Grahame was quite impressed when he found out I was a TV scriptwriter, but when I mentioned the name of the show he said, “Oh, that,” in a distinctly sniffy tone. I thought this was a bit cheeky, especially as he was swigging my tea and stuffing himself with carrot cake from Pret A Manger at the time. “It’s all right, I suppose,” he said, “if you like that sort of thing.” I pressed him to explain why he obviously didn’t like it himself. “Well, it ain’t real, is it?” he said. “I mean, every week there’s some great row in one of the houses, but it’s always sorted out by the end of the programme, and everybody’s sweet as pie again. Nothing ever changes. Nobody ever gets really hurt. Nobody hits anybody. None of the kids ever run away.” “Alice ran away once,” I pointed out. “Yeah, for about ten minutes,” he said. He meant ten minutes of screen time, but I didn’t quibble. I took his point.

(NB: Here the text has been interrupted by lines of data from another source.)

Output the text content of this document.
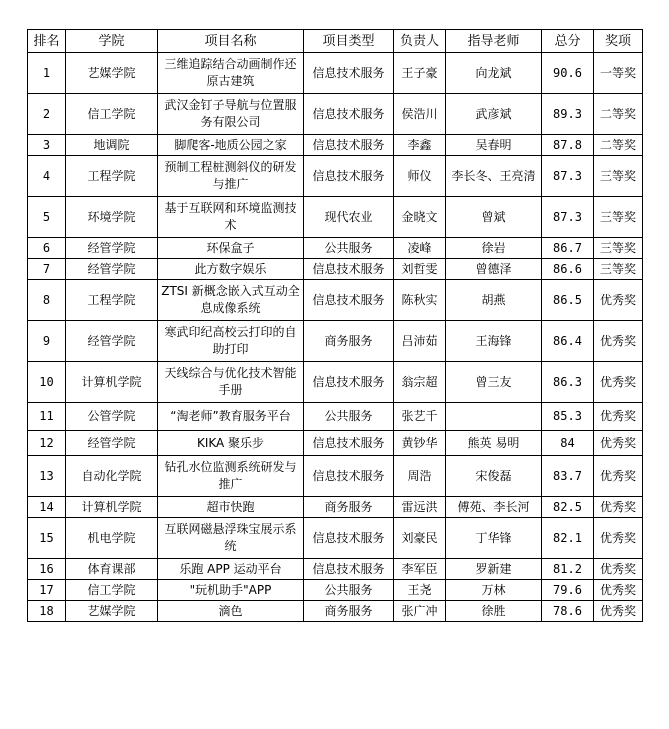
排名	学院	项目名称	项目类型	负责人	指导老师	总分	奖项
1	艺媒学院	三维追踪结合动画制作还原古建筑	信息技术服务	王子豪	向龙斌	90.6	一等奖
2	信工学院	武汉金钉子导航与位置服务有限公司	信息技术服务	侯浩川	武彦斌	89.3	二等奖
3	地调院	脚爬客-地质公园之家	信息技术服务	李鑫	吴春明	87.8	二等奖
4	工程学院	预制工程桩测斜仪的研发与推广	信息技术服务	师仪	李长冬、王亮清	87.3	三等奖
5	环境学院	基于互联网和环境监测技术	现代农业	金晓文	曾斌	87.3	三等奖
6	经管学院	环保盒子	公共服务	凌峰	徐岩	86.7	三等奖
7	经管学院	此方数字娱乐	信息技术服务	刘哲雯	曾德泽	86.6	三等奖
8	工程学院	ZTSI 新概念嵌入式互动全息成像系统	信息技术服务	陈秋实	胡燕	86.5	优秀奖
9	经管学院	寒武印纪高校云打印的自助打印	商务服务	吕沛茹	王海锋	86.4	优秀奖
10	计算机学院	天线综合与优化技术智能手册	信息技术服务	翁宗超	曾三友	86.3	优秀奖
11	公管学院	“淘老师”教育服务平台	公共服务	张艺千		85.3	优秀奖
12	经管学院	KIKA 聚乐步	信息技术服务	黄钞华	熊英 易明	84	优秀奖
13	自动化学院	钻孔水位监测系统研发与推广	信息技术服务	周浩	宋俊磊	83.7	优秀奖
14	计算机学院	超市快跑	商务服务	雷远洪	傅苑、李长河	82.5	优秀奖
15	机电学院	互联网磁悬浮珠宝展示系统	信息技术服务	刘豪民	丁华锋	82.1	优秀奖
16	体育课部	乐跑 APP 运动平台	信息技术服务	李军臣	罗新建	81.2	优秀奖
17	信工学院	"玩机助手"APP	公共服务	王尧	万林	79.6	优秀奖
18	艺媒学院	滴色	商务服务	张广冲	徐胜	78.6	优秀奖
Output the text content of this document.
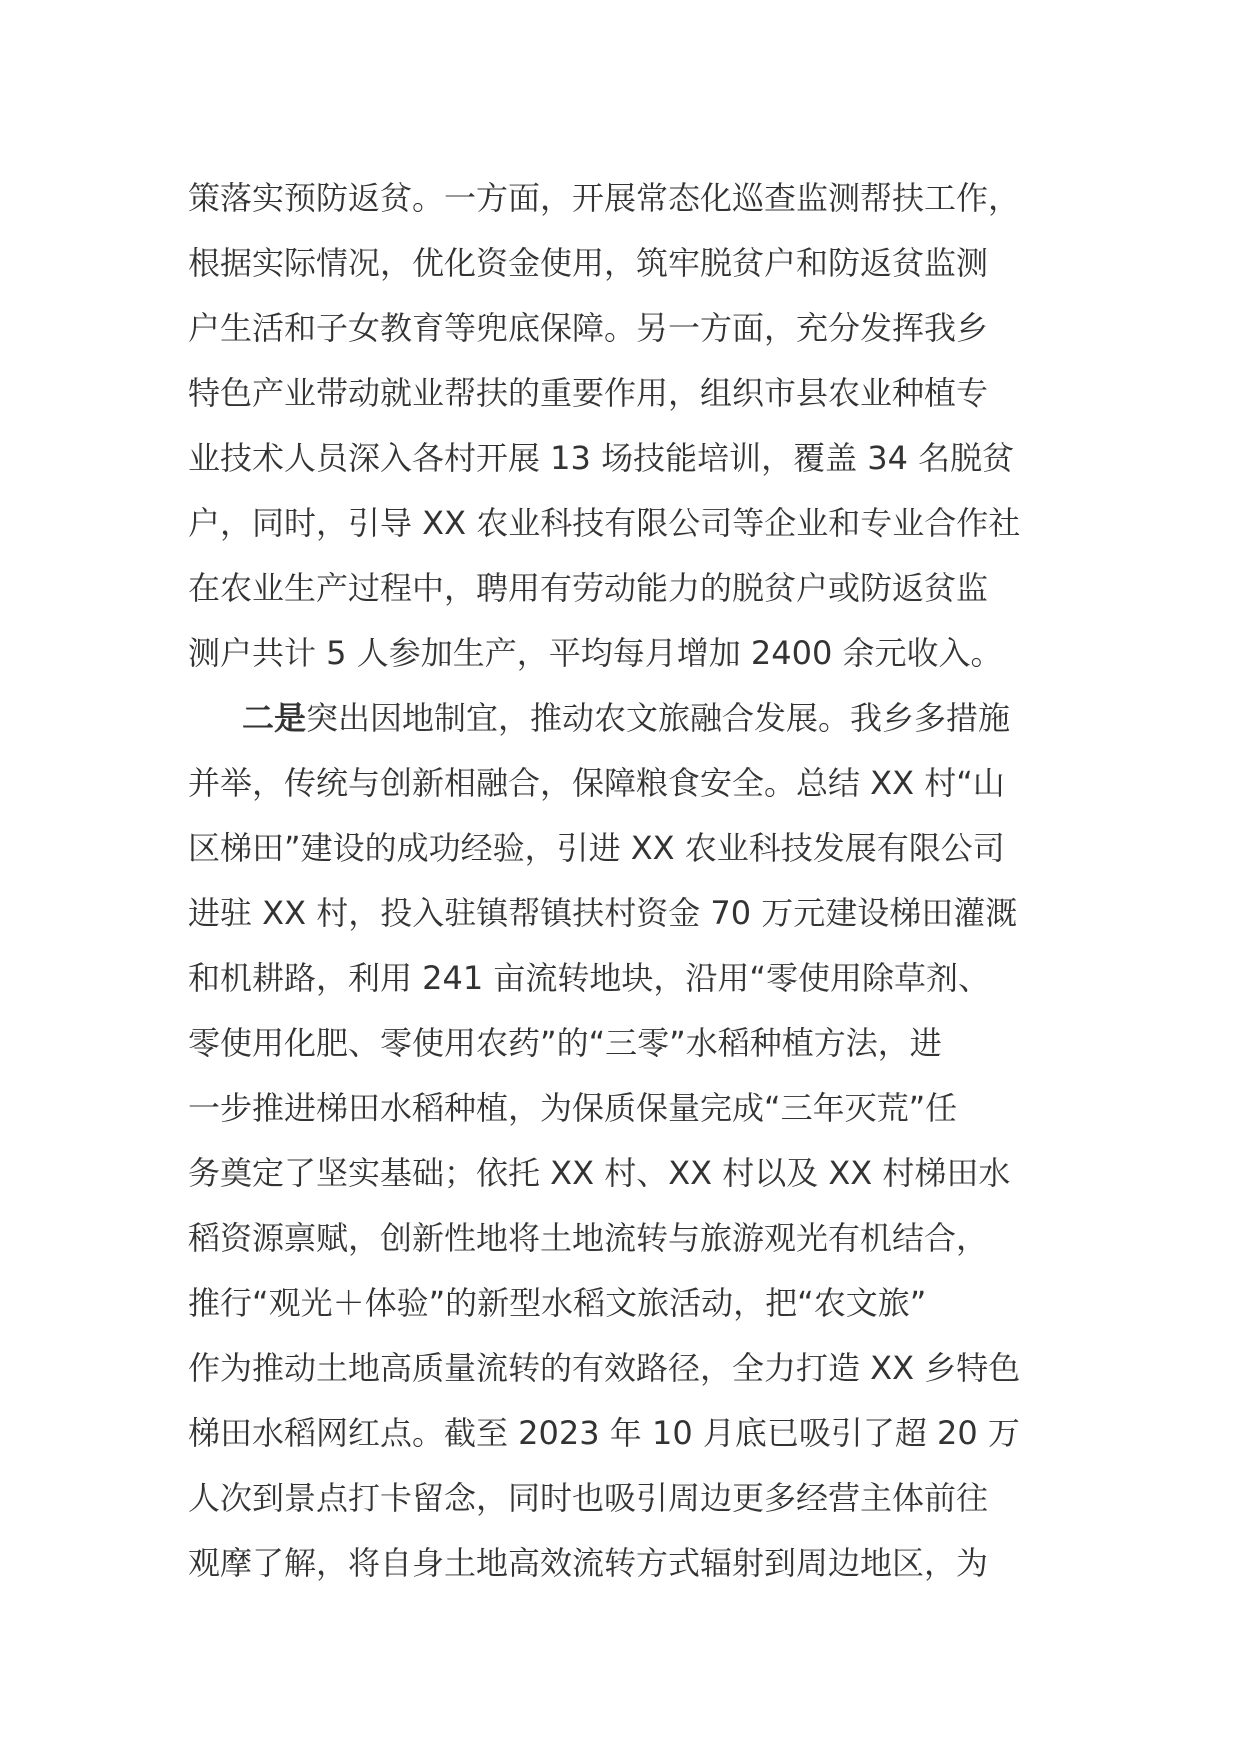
策落实预防返贫。一方面，开展常态化巡查监测帮扶工作，
根据实际情况，优化资金使用，筑牢脱贫户和防返贫监测
户生活和子女教育等兜底保障。另一方面，充分发挥我乡
特色产业带动就业帮扶的重要作用，组织市县农业种植专
业技术人员深入各村开展 13 场技能培训，覆盖 34 名脱贫
户，同时，引导 XX 农业科技有限公司等企业和专业合作社
在农业生产过程中，聘用有劳动能力的脱贫户或防返贫监
测户共计 5 人参加生产，平均每月增加 2400 余元收入。
二是突出因地制宜，推动农文旅融合发展。我乡多措施
并举，传统与创新相融合，保障粮食安全。总结 XX 村“山
区梯田”建设的成功经验，引进 XX 农业科技发展有限公司
进驻 XX 村，投入驻镇帮镇扶村资金 70 万元建设梯田灌溉
和机耕路，利用 241 亩流转地块，沿用“零使用除草剂、
零使用化肥、零使用农药”的“三零”水稻种植方法，进
一步推进梯田水稻种植，为保质保量完成“三年灭荒”任
务奠定了坚实基础；依托 XX 村、XX 村以及 XX 村梯田水
稻资源禀赋，创新性地将土地流转与旅游观光有机结合，
推行“观光＋体验”的新型水稻文旅活动，把“农文旅”
作为推动土地高质量流转的有效路径，全力打造 XX 乡特色
梯田水稻网红点。截至 2023 年 10 月底已吸引了超 20 万
人次到景点打卡留念，同时也吸引周边更多经营主体前往
观摩了解，将自身土地高效流转方式辐射到周边地区，为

2. 15 p. m. I went out for a pub lunch and when I came back there was a message from Samantha on the answerphone: she’s had an idea for solving the Debbie-Priscilla problem that she wants to discuss with me. She said she would be back at her desk by three, which seems to imply a rather leisurely lunch, but gave me time to leave a message on her answerphone, asking her to put the idea on paper and mail it to me. I only communicate by answerphone or letter nowadays. This allows me to control the agenda of all discussions and avoid the dreaded question, “How are you?” Sometimes if I’m feeling particularly lonely I call my bank’s Phoneline service and check the balances in my various accounts with the girl whose recorded voice guides you through the digitally coded procedure. She sounds rather nice, and she doesn’t ask how you are. Though if you make a mistake she says, “I’m sorry, there appears to be a problem. ”Too true, darling, I tell her.